NVIDIA GameStream co-op

Here’s an interesting thingy – NVIDIA’s latest GeForce Experience beta includes a new feature called GameStream Co-op, letting you stream a game directly to a friend and play it together. Or, if that friend’s really less of a friend and more someone you actually can’t stand, hand over the controls altogether and just let them get on with it. 

The obvious application for GameStream Co-op is tagging in a superior player to help you tackle a tricky section or a boss fight – assuming the streaming latency doesn’t provide too much of an issue.

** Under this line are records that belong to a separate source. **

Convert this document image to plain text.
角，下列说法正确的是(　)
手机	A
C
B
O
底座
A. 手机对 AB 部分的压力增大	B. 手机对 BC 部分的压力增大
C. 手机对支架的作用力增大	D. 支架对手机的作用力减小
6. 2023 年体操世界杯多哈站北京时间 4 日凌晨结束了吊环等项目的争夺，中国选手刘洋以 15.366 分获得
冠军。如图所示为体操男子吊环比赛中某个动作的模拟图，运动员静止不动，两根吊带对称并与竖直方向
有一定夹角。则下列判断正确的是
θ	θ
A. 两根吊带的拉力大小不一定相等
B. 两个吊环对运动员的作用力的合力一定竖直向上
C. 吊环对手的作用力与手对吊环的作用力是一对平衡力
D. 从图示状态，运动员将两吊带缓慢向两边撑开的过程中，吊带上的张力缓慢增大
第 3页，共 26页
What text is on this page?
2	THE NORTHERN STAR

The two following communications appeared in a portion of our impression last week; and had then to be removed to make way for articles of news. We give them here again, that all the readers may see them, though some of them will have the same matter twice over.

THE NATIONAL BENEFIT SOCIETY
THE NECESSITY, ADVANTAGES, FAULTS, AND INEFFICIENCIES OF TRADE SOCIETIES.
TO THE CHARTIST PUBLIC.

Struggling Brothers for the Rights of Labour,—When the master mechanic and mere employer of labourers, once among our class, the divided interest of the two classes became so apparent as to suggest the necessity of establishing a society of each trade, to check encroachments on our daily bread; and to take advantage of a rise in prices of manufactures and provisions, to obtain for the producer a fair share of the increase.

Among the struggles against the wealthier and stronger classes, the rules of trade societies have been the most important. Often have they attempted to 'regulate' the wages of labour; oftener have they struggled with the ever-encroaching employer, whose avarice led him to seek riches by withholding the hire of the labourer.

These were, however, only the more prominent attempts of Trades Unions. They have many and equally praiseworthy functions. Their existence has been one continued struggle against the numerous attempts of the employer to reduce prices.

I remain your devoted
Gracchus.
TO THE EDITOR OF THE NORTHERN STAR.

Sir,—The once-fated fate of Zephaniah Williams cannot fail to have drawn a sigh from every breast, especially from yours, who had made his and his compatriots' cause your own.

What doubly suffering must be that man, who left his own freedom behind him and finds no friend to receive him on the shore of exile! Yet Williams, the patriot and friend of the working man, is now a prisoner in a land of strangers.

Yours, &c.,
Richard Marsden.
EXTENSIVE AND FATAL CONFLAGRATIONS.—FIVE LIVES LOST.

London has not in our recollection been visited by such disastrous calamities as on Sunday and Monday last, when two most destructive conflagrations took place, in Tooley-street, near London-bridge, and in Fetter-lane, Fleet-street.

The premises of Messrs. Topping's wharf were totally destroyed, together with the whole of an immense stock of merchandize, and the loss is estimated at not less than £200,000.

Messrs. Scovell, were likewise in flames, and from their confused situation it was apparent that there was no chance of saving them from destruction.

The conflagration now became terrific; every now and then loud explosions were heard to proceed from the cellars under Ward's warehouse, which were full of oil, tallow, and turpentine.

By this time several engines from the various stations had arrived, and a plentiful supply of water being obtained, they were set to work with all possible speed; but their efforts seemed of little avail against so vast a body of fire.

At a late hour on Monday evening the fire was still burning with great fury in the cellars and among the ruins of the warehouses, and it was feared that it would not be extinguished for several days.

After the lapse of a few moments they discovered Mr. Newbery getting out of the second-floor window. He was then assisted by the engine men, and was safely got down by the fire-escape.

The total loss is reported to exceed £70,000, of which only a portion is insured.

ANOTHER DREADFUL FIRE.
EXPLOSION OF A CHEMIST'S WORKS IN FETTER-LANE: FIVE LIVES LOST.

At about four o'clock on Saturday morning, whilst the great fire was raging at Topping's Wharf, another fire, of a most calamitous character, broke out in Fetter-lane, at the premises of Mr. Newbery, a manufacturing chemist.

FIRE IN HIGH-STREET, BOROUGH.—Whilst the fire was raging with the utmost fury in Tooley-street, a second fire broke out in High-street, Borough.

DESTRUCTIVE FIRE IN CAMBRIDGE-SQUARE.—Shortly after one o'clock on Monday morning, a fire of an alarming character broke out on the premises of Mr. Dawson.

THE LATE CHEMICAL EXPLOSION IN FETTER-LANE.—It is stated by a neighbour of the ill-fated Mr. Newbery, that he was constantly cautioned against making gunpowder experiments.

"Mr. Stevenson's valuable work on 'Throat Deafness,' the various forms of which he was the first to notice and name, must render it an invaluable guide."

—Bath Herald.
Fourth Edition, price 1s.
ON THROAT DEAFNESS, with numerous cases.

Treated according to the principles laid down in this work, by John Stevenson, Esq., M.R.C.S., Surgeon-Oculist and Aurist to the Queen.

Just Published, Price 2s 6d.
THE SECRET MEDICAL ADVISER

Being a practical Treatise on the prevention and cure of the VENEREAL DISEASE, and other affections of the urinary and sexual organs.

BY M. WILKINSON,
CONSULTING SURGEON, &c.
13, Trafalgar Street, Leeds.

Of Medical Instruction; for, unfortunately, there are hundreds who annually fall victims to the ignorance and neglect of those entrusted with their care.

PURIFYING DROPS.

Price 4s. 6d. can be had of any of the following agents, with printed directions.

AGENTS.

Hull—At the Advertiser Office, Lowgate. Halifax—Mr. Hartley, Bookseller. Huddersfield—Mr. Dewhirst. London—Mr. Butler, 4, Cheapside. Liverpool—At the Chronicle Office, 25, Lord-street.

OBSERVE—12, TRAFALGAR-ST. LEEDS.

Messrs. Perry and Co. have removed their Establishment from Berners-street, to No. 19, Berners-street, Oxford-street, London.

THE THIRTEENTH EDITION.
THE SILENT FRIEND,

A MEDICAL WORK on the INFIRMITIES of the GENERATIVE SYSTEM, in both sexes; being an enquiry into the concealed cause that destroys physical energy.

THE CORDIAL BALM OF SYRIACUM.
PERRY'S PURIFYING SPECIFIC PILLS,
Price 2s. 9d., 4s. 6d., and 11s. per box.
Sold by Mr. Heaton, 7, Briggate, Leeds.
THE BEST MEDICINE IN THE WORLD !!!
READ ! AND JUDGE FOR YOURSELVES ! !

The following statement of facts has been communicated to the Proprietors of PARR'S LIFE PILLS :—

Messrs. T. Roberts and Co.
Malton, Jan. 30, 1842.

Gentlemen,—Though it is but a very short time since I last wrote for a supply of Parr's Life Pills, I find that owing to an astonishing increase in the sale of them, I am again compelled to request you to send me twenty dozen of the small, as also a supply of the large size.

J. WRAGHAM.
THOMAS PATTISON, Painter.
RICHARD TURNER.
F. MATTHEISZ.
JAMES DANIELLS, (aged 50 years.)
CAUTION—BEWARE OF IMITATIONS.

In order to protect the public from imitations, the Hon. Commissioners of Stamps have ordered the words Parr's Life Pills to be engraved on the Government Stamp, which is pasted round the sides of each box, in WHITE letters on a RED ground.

But it’s also an opportunity to sample a game you don’t own yet, dropping in at any point to get a representation of it – we’re long past the days of demo discs, after all. Much as this writer laments the passing of those days. (Remember the Half-Life demo and its bespoke content?)

Sony have a similar function on PS4 called Share Play, used for both online co-op and remote gaming. However, NVIDIA’s solution requires quite specific hardware and software environments.

Firstly, the host PC needs to be running a GTX 650 or better (or a non-Optimus GTX 660M laptop GPU), a Core i3-2100 CPU or faster, 4 GB RAM, and an 802.11 a/g router with at least 7 MB upload speed. The other player doesn’t need to meet those same GPU requirements but they do need to tick the other boxes, packing 7MB download speed rather than upload.

Currently streaming is capped at 720p and 30 FPS, and sessions require a new invite from the host after 60 minutes, so GameStream Co-op is unlikely to ruffle any anti-piracy feathers.